Santiago Ayala's first experience with the Digital Forensics and Incident Response NetWars competition was in 2013. He was at a security and digital investigations conference in Las Vegas, with more than 2,000 computer security experts. He entered the competition on something of a whim and wound up tied for first place.
When he entered again for the 2016 conference, he brought not only his skills, but also a little superstition. “I sat in the same spot as 2013 and wore the same T-shirt,” he quips.
The good-luck gestures paid off: Ayala won the competition. “I am not a special person,” he says. “I just pay a lot of attention to details.”
Ayala grew up in Venezuela, where he studied chemical engineering and marketing. He started to tinker with computers in his teens. “We always had computers at home, and I potentially destroyed these computers hundreds of times,” he says.
He moved to Bradenton in 2003 and worked in digital forensics at Sarasota-based Sylint Group, a nationally known cybersecurity firm, for 10 years. A chance reunion with his cousin, Ray Yepes, who had also moved to the States from Venezuela and was working in digital forensics, led the two to partner on their own firm, ATX Forensics, in 2015. Yepes is based out of Austin — the inspiration for the firm's name — while Ayala does his modern-day high-tech sleuthing out of an old-school 1920s building in downtown Bradenton.

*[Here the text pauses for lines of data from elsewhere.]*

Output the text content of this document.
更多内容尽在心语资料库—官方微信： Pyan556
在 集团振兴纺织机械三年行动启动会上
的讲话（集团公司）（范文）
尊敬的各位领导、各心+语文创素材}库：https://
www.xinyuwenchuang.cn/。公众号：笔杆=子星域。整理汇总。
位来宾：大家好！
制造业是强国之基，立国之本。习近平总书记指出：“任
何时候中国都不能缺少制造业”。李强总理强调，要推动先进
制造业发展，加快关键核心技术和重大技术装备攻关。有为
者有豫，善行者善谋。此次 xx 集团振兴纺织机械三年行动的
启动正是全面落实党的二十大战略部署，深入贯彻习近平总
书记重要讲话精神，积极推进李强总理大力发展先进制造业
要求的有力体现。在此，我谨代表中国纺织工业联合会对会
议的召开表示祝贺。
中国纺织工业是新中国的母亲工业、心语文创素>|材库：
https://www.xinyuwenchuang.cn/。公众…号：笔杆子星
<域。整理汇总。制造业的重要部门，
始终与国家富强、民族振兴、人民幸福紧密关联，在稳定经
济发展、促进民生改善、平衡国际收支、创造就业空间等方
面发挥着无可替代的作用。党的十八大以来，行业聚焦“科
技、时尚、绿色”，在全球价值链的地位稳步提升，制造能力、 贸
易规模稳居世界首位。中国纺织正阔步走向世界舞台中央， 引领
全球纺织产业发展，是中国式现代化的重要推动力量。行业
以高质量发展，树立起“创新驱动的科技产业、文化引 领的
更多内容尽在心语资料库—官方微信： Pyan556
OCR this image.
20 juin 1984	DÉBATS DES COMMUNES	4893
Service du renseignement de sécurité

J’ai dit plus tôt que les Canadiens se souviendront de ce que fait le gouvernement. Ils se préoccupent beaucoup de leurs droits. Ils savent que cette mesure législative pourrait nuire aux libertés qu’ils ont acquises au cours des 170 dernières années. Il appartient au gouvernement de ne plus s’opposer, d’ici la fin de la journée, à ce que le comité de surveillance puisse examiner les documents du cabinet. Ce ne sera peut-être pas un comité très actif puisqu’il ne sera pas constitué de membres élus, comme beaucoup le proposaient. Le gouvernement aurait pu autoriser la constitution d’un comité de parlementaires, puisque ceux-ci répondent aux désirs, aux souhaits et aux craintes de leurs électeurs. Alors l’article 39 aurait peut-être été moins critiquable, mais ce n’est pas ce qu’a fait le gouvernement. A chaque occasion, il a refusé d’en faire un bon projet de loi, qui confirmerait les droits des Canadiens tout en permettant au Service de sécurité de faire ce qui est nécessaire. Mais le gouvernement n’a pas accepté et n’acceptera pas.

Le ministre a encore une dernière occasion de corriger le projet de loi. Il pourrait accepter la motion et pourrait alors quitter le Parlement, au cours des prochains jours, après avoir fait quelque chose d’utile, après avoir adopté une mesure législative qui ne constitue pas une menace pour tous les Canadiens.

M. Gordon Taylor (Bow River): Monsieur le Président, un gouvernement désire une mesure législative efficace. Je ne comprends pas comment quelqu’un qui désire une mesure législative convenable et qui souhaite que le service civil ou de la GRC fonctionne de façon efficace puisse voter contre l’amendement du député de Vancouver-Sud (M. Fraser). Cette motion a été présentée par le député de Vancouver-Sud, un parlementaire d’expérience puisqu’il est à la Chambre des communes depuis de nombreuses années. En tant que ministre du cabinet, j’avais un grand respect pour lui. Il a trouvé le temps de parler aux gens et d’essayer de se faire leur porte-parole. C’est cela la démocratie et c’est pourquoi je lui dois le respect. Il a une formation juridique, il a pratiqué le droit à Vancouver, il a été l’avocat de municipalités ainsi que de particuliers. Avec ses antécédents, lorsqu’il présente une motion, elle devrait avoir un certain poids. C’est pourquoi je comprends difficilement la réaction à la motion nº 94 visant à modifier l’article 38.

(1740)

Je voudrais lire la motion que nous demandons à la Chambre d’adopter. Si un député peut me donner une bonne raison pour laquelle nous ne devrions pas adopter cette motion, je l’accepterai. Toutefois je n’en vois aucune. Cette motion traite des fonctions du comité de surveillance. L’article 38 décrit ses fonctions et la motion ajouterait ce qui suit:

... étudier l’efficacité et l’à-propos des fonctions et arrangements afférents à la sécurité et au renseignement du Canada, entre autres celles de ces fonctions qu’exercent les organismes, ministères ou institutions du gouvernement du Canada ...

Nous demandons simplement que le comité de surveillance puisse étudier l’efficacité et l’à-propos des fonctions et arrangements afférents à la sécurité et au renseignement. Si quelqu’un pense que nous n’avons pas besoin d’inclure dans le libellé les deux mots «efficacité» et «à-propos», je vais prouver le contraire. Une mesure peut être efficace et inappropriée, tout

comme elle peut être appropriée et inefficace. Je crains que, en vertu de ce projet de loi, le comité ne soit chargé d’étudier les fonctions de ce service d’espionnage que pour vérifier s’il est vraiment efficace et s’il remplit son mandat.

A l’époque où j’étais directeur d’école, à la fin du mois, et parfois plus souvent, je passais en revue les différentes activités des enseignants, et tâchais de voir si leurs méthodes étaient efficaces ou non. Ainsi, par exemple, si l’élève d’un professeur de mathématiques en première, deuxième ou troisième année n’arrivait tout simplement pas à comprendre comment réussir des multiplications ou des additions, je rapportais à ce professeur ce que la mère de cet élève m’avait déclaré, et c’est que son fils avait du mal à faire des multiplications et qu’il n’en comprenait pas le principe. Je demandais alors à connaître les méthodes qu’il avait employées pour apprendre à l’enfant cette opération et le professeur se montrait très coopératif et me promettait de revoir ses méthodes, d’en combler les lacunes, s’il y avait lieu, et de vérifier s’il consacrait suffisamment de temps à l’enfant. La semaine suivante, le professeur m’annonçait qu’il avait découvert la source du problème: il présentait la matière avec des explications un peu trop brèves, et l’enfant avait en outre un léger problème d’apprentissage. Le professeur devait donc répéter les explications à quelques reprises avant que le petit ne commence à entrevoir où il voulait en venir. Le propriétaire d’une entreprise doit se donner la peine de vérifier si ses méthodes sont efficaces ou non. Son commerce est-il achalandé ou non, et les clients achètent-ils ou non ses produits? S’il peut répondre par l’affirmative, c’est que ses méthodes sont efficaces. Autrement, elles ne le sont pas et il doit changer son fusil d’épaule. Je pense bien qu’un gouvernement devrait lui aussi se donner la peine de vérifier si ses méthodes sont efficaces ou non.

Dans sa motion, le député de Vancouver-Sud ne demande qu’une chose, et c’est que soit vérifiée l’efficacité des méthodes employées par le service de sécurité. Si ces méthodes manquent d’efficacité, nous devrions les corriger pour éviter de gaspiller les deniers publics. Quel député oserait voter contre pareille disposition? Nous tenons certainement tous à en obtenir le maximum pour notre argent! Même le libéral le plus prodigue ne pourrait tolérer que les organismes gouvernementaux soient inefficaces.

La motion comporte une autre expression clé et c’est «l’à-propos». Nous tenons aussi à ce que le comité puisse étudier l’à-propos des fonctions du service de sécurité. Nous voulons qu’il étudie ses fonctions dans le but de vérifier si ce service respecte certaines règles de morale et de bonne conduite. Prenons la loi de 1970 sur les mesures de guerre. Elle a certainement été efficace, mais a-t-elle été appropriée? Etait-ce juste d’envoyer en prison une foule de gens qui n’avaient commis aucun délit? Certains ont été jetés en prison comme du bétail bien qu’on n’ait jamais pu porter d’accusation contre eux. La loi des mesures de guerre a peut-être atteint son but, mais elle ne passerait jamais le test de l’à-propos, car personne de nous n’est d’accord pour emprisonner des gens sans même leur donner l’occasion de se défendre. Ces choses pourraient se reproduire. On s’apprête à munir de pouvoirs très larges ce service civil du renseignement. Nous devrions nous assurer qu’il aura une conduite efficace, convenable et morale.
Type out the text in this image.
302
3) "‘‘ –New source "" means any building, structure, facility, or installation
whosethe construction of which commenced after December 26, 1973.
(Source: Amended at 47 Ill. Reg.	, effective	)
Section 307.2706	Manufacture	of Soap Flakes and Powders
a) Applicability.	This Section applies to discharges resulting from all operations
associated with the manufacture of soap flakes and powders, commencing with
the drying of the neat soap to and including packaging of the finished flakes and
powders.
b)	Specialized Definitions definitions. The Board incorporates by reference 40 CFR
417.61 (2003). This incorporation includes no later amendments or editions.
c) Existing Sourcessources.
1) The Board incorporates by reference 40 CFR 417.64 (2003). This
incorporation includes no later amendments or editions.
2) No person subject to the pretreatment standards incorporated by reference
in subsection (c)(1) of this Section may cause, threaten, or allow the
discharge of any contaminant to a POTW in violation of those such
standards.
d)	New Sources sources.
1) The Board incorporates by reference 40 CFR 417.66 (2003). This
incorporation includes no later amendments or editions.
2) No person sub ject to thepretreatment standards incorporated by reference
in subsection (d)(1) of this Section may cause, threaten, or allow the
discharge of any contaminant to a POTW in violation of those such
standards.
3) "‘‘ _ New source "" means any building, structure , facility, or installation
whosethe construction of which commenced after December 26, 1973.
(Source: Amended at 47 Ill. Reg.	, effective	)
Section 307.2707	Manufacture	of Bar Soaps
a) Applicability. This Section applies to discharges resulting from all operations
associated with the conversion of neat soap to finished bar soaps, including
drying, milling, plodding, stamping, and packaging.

Ayala has performed more than 1,000 digital forensic investigations for clients ranging from mom-and-pop businesses to Fortune 500 companies. “I do not approach things from an IT or law enforcement background,” he says. “I like to put myself in the shoes of the person who committed a particular act. My dad always told me: 'You're not an engineer; you are a very curious person. You like to dig and find out the reason why things work.'”
Here are five of Ayala's tips businesses could do to improve cybersecurity:
1. Prioritize it: “The biggest mistake businesses make is not taking cybersecurity seriously,” Ayala says. “It is upsetting to walk into an environment that has been compromised and find out that the incident occurred because someone was too negligent to spend three hours to pay attention to something that needed to be taken care of.”
2. Never assume: You may have hired an IT company to set up your computer network. But you can't assume it's also handling security. “It's so easy to just move the ball and the responsibility, but you need to separate things,” says Ayala. “IT manages the computers; they do not manage security. That is a completely different field. But that misconception is all over the place.”
3. Get personal: Ayala says a lot of companies that sell cybersecurity services really just sell some kind of cybersecurity product. “And a product is not going to replace a good assessment by a human,” he says.
4. Know your business: “You need to know what kind of data you have, where it is, who is in charge of that data, and who has access to it,” says Ayala. “If you don't know what kind of data you hold and who has access to it, there's no way you can protect it. And if you know what kind of data you have and who has access to it, but you don't audit it to determine that the people who have access to that data are accessing it correctly, you're in the same boat.”
5. Make a plan: Ayala compares the moment a company realizes it's been digitally compromised to the “Star Wars” trash compactor scene. “Everyone's yelling and people call me panicking,” he says. “But it doesn't have to be like this, if you have a plan.”
A business should detail the steps to follow if a cyberattack happens, including who's in charge of the website and departments that should be notified. “Throughout this last year at ATX I've been trying to preach a little about preventive security,” he says. “Because a lot of people fail at the basics.”